Imagen: infobae estados unidos
Ford ordenó el retiro de más de 110.000 Mustang y Mustang Mach-E en Estados Unidos por dos fallas distintas que pueden comprometer la seguridad y el desempeño. La compañía revisará y reparará las unidades sin costo en concesionarios, según informó Infobae Estados Unidos.
Ford volvió a poner bajo la lupa la confiabilidad de dos de sus modelos más emblemáticos en Estados Unidos: el Mustang y el Mustang Mach-E. La automotriz lanzó dos campañas de retiro que abarcan 110.626 vehículos por problemas separados, uno relacionado con el sistema de limpiaparabrisas y otro con el diferencial trasero en las versiones eléctricas, una combinación que obliga a miles de conductores a pasar por el taller para una revisión sin costo.
De acuerdo con la información difundida por Infobae Estados Unidos, las fallas no son menores porque afectan componentes clave para la seguridad y el control del vehículo. En el caso del Mustang tradicional, el problema está en el funcionamiento de los limpiaparabrisas, un desperfecto que puede reducir de forma peligrosa la visibilidad en condiciones de lluvia o nieve. En el Mustang Mach-E, en cambio, el foco está en el diferencial trasero, una pieza esencial para la transmisión de potencia en un modelo eléctrico que Ford ha convertido en uno de los pilares de su apuesta de electrificación.
Este retiro masivo dice mucho más que una simple corrección técnica. Por un lado, revela la presión constante sobre los fabricantes para resolver fallas antes de que se conviertan en accidentes o demandas costosas; por otro, golpea la imagen de una marca que compite en un mercado donde la confianza del consumidor pesa tanto como el diseño o la potencia. En Estados Unidos, donde los llamados a revisión son seguidos de cerca por reguladores y compradores, estos episodios también recuerdan que la transición hacia la movilidad eléctrica no ha eliminado los problemas de ingeniería, solo los ha cambiado de forma. Para los conductores afectados, el proceso será gratuito en concesionarios, pero el costo reputacional para Ford puede extenderse mucho más allá del taller.

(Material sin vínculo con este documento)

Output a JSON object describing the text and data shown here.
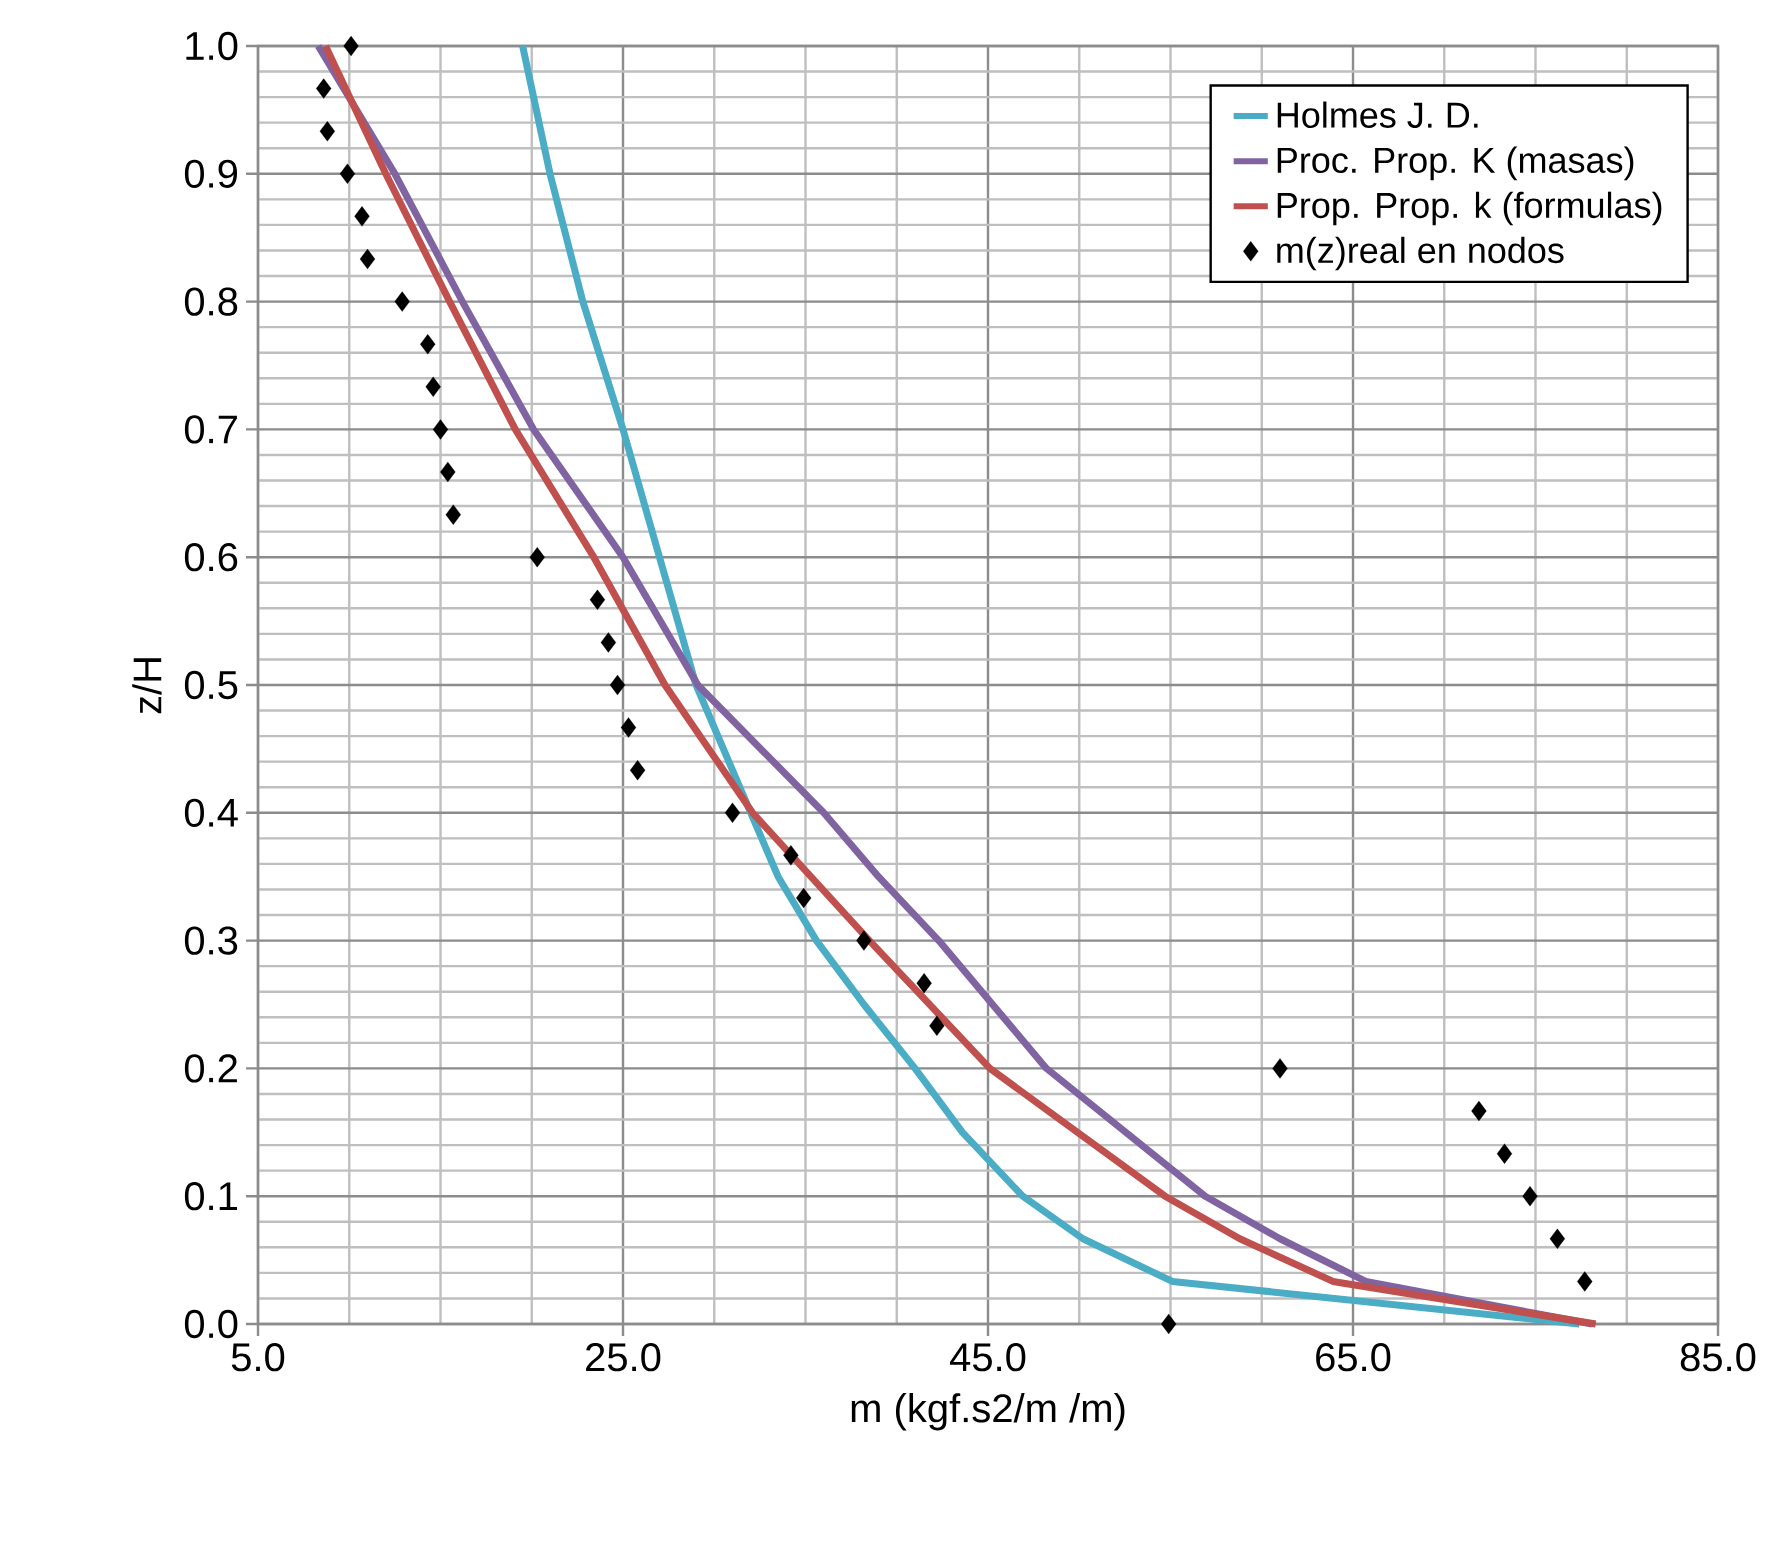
{
  "chart_data": {
    "type": "line",
    "xlabel": "m (kgf.s2/m /m)",
    "ylabel": "z/H",
    "xlim": [
      5,
      85
    ],
    "ylim": [
      0,
      1
    ],
    "xticks": [
      {
        "value": 5,
        "label": "5.0"
      },
      {
        "value": 25,
        "label": "25.0"
      },
      {
        "value": 45,
        "label": "45.0"
      },
      {
        "value": 65,
        "label": "65.0"
      },
      {
        "value": 85,
        "label": "85.0"
      }
    ],
    "yticks": [
      {
        "value": 0,
        "label": "0.0"
      },
      {
        "value": 0.1,
        "label": "0.1"
      },
      {
        "value": 0.2,
        "label": "0.2"
      },
      {
        "value": 0.3,
        "label": "0.3"
      },
      {
        "value": 0.4,
        "label": "0.4"
      },
      {
        "value": 0.5,
        "label": "0.5"
      },
      {
        "value": 0.6,
        "label": "0.6"
      },
      {
        "value": 0.7,
        "label": "0.7"
      },
      {
        "value": 0.8,
        "label": "0.8"
      },
      {
        "value": 0.9,
        "label": "0.9"
      },
      {
        "value": 1.0,
        "label": "1.0"
      }
    ],
    "grid": true,
    "legend": "top right",
    "series": [
      {
        "name": "Holmes J. D.",
        "color": "#4bacc6",
        "x": [
          77.4,
          55.1,
          50.2,
          46.9,
          43.6,
          41.0,
          38.2,
          35.6,
          33.5,
          32.0,
          29.0,
          27.0,
          25.0,
          22.8,
          21.0,
          19.5
        ],
        "values": [
          0,
          0.0333,
          0.0667,
          0.1,
          0.15,
          0.2,
          0.25,
          0.3,
          0.35,
          0.4,
          0.5,
          0.6,
          0.7,
          0.8,
          0.9,
          1.0
        ]
      },
      {
        "name": "Proc. Prop. K (masas)",
        "color": "#8064a2",
        "x": [
          78.1,
          65.7,
          61.0,
          56.9,
          48.2,
          42.3,
          39.0,
          36.0,
          29.1,
          25.0,
          20.1,
          16.2,
          12.5,
          8.3
        ],
        "values": [
          0,
          0.0333,
          0.0667,
          0.1,
          0.2,
          0.3,
          0.35,
          0.4,
          0.5,
          0.6,
          0.7,
          0.8,
          0.9,
          1.0
        ]
      },
      {
        "name": "Prop. Prop. k (formulas)",
        "color": "#c0504d",
        "x": [
          78.3,
          63.9,
          58.8,
          54.7,
          45.1,
          38.5,
          32.1,
          27.3,
          23.4,
          19.1,
          15.5,
          12.0,
          8.7
        ],
        "values": [
          0,
          0.0333,
          0.0667,
          0.1,
          0.2,
          0.3,
          0.4,
          0.5,
          0.6,
          0.7,
          0.8,
          0.9,
          1.0
        ]
      },
      {
        "name": "m(z)real en nodos",
        "type": "scatter",
        "marker": "diamond",
        "color": "#000000",
        "x": [
          54.9,
          77.7,
          76.2,
          74.7,
          73.3,
          71.9,
          61.0,
          42.2,
          41.5,
          38.2,
          34.9,
          34.2,
          31.0,
          25.8,
          25.3,
          24.7,
          24.2,
          23.6,
          20.3,
          15.7,
          15.4,
          15.0,
          14.6,
          14.3,
          12.9,
          11.0,
          10.7,
          9.9,
          8.8,
          8.6,
          10.1
        ],
        "values": [
          0,
          0.0333,
          0.0667,
          0.1,
          0.1333,
          0.1667,
          0.2,
          0.2333,
          0.2667,
          0.3,
          0.3333,
          0.3667,
          0.4,
          0.4333,
          0.4667,
          0.5,
          0.5333,
          0.5667,
          0.6,
          0.6333,
          0.6667,
          0.7,
          0.7333,
          0.7667,
          0.8,
          0.8333,
          0.8667,
          0.9,
          0.9333,
          0.9667,
          1.0
        ]
      }
    ]
  }
}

Más allá del impacto inmediato, el caso vuelve a poner sobre la mesa una realidad incómoda para la industria automotriz: la producción a gran escala y la presión por innovar elevan el riesgo de fallas que terminan en retiros masivos. Y aunque Ford asegure la reparación sin costo, el verdadero desafío será evitar que estas campañas erosionen la percepción de calidad en dos placas que, por historia y ambición comercial, tienen un peso simbólico dentro del mercado estadounidense.